Origine et histoire de la Grande synagogue
La Grande synagogue de Lyon, située 13 quai Tilsitt dans le 2e arrondissement, fut construite entre 1863 et 1864 par l’architecte Abraham Hirsch dans un style néo-byzantin. Ce projet naît de l’essor de la communauté juive lyonnaise, initialement rattachée au consistoire de Marseille, puis autonomisée en 1849 avec la création d’un rabbinat local. Le terrain, cédé par la ville en échange d’une soulte, permit d’ériger un édifice symbolisant l’ancrage de la communauté dans la cité rhodanienne.

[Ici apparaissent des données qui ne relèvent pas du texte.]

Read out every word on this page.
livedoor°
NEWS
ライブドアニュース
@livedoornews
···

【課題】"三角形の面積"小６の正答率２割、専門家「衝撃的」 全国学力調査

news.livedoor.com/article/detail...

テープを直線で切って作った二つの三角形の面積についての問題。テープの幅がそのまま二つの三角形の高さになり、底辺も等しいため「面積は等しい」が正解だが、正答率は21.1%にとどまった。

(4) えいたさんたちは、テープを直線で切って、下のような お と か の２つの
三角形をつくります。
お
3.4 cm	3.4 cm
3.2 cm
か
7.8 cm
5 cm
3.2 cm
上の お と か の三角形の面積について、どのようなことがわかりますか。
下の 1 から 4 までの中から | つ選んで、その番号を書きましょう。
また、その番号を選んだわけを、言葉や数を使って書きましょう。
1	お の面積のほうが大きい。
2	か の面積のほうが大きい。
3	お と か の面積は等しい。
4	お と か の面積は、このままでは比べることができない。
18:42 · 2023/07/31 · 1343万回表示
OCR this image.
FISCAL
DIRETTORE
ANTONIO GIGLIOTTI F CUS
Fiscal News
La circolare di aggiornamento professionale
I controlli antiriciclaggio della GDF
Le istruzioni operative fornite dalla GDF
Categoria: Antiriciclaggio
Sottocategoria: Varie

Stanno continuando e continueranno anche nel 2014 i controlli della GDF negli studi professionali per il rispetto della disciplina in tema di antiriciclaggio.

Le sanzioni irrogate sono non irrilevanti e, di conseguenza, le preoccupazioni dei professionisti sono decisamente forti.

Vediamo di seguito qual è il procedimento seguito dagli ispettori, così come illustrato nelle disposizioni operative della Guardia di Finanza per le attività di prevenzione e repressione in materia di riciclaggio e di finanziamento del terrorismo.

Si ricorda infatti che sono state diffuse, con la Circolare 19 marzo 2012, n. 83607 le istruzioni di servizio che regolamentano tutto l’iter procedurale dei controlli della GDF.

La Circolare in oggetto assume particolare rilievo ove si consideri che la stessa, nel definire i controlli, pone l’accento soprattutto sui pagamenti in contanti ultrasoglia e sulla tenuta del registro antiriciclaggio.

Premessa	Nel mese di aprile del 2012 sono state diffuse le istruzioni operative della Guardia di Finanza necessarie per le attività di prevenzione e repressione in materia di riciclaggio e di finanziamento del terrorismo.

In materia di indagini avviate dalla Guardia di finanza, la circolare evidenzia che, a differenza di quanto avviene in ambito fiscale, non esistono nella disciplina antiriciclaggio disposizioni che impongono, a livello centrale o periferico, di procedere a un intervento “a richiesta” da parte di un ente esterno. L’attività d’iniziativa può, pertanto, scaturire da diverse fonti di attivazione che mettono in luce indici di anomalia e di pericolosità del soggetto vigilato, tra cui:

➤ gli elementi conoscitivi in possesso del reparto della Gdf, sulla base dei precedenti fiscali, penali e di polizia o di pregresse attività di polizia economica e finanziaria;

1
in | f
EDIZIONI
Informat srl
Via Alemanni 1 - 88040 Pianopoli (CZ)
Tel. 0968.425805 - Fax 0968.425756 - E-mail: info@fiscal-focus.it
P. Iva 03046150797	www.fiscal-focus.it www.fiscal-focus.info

L’inauguration eut lieu le 23 juin 1864 en présence des autorités civiles et religieuses, marquant l’aboutissement d’un processus initié en 1857 par la création d’un consistoire régional sous Napoléon III. Le bâtiment, inscrit aux monuments historiques en 1984, se distingue par sa coupole bleue, ses douze colonnes symbolisant les tribus d’Israël, et une abside abritant l’Arche sainte. Son architecture reflète les innovations technologiques du XIXe siècle, bien que des problèmes structurels (infiltrations, dégradations) aient nécessité des restaurations ultérieures.
Pendant la Seconde Guerre mondiale, la synagogue devint un lieu de résistance et de souffrance pour la communauté juive lyonnaise. En décembre 1943, un attentat à la grenade visa les fidèles pendant un office, faisant huit blessés légers. En juin 1944, la milice française arrêta plusieurs membres du consistoire, déportés ensuite à Auschwitz via Drancy. À la Libération, le rabbin David Feuerwerker abolit l’usage de l’orgue lors des offices, marquant une rupture avec certaines traditions préexistantes.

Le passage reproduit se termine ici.